Pennsylvania State University got some good news this week: the Middle States Commission on Higher Education found the school in full compliance with requirements and took it off the warning list.
"Our university's accreditation is solid," Penn State President Rodney Erickson told the board of trustees at a meeting Friday afternoo
The commission gave Penn State a warning in August in the wake of a report by former FBI Director Louis Freeh's group that found top university administrators conspired to cover up child sex abuse allegations by its former assistant football coach Jerry Sandusky, who was sentenced to a minimum of 30 years in prison in October.
In addition to academic quality, the agency also requires universities to meet other standards regarding financial health, adequate board governance and institutional integrity. It also must comply with federal laws, such as the Clery Act, which requires that universities provide accurate and timely reports of crime on their campuses. The U.S. Department of Education is looking into the university's record on Clery compliance.
In addition to looking at the Freeh report, the commission also issued the warning based on NCAA sanctions that the university accepted July 23and insufficient evidence that the university was meeting some middle states rules.
Erickson told trustees at its regular monthly meeting that the commission noted the university's "resilience, fiscal stability and rapid change in the face of numerous challenges." The commission's decision to remove the warning followed a visit to campus in mid-October by Middle States evaluators.

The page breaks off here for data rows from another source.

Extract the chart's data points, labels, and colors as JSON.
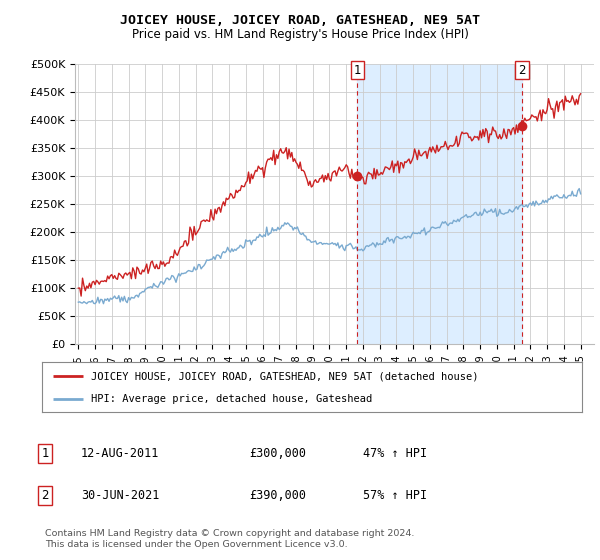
{
  "title": "JOICEY HOUSE, JOICEY ROAD, GATESHEAD, NE9 5AT",
  "subtitle": "Price paid vs. HM Land Registry's House Price Index (HPI)",
  "ylim": [
    0,
    500000
  ],
  "yticks": [
    0,
    50000,
    100000,
    150000,
    200000,
    250000,
    300000,
    350000,
    400000,
    450000,
    500000
  ],
  "ytick_labels": [
    "£0",
    "£50K",
    "£100K",
    "£150K",
    "£200K",
    "£250K",
    "£300K",
    "£350K",
    "£400K",
    "£450K",
    "£500K"
  ],
  "red_color": "#cc2222",
  "blue_color": "#7aaad0",
  "vline_color": "#cc2222",
  "shade_color": "#ddeeff",
  "sale1_x": 2011.667,
  "sale2_x": 2021.5,
  "sale1_y": 300000,
  "sale2_y": 390000,
  "legend_red": "JOICEY HOUSE, JOICEY ROAD, GATESHEAD, NE9 5AT (detached house)",
  "legend_blue": "HPI: Average price, detached house, Gateshead",
  "ann1_label": "1",
  "ann1_date": "12-AUG-2011",
  "ann1_price": "£300,000",
  "ann1_pct": "47% ↑ HPI",
  "ann2_label": "2",
  "ann2_date": "30-JUN-2021",
  "ann2_price": "£390,000",
  "ann2_pct": "57% ↑ HPI",
  "footer": "Contains HM Land Registry data © Crown copyright and database right 2024.\nThis data is licensed under the Open Government Licence v3.0.",
  "background_color": "#ffffff",
  "grid_color": "#cccccc",
  "xlim_left": 1994.8,
  "xlim_right": 2025.8
}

The report, Erickson told trustees, noted that the evaluators were "impressed by the degree to which Penn State has risen, as a strong campus community, to the sad events that led to its placement on warning status." It also said the university's response to the Freeh report was "thorough, inclusive, systematic and timely."
Officials at the meeting said that Penn State had reached the halfway mark at meeting the Freeh recommendations. A total of 46 recommendations have been implemented.
The university must give the commission a follow up report in a year, Erickson said.
Also at the meeting, the board affirmed a process for the university's presidential search, which will include input from faculty, students, staff and alumni.
And, it approved a comprehensive code of conduct for athletics. The code doesn't contain any new rules, according to Frank T. Guadagnino, an outside lawyer assisting the university with the code. It merely brings all existing regulations and rules under one document, he said.
In addition to student athletes, coaches and other employees, the board of trustees also are subject to the code requirements, Guadagnino said. The university was required under the NCAA agreement to create the comprehensive code, he said. It includes guidelines, such as prohibiting board members or coaches from interfering with admissions or compliance.
"Its emphasis is on the principles of respect and integrity," Guadagnino said.
The measure passed though some board members expressed concern that it would indicate they were supportive of the NCAA sanctions. Board member Joel Myers said he would be satisfied if his concern is noted in the record.
Also at the meeting, Erickson noted that undergraduate applications are down this year. The university has received about 27,000, about on par with 2009.
The board continued its practice of accepting public comment and again was criticized for accepting NCAA sanctions against the university and Freeh report recommendations. Board Chair Karen Peetz declined to answer questions or address the comments.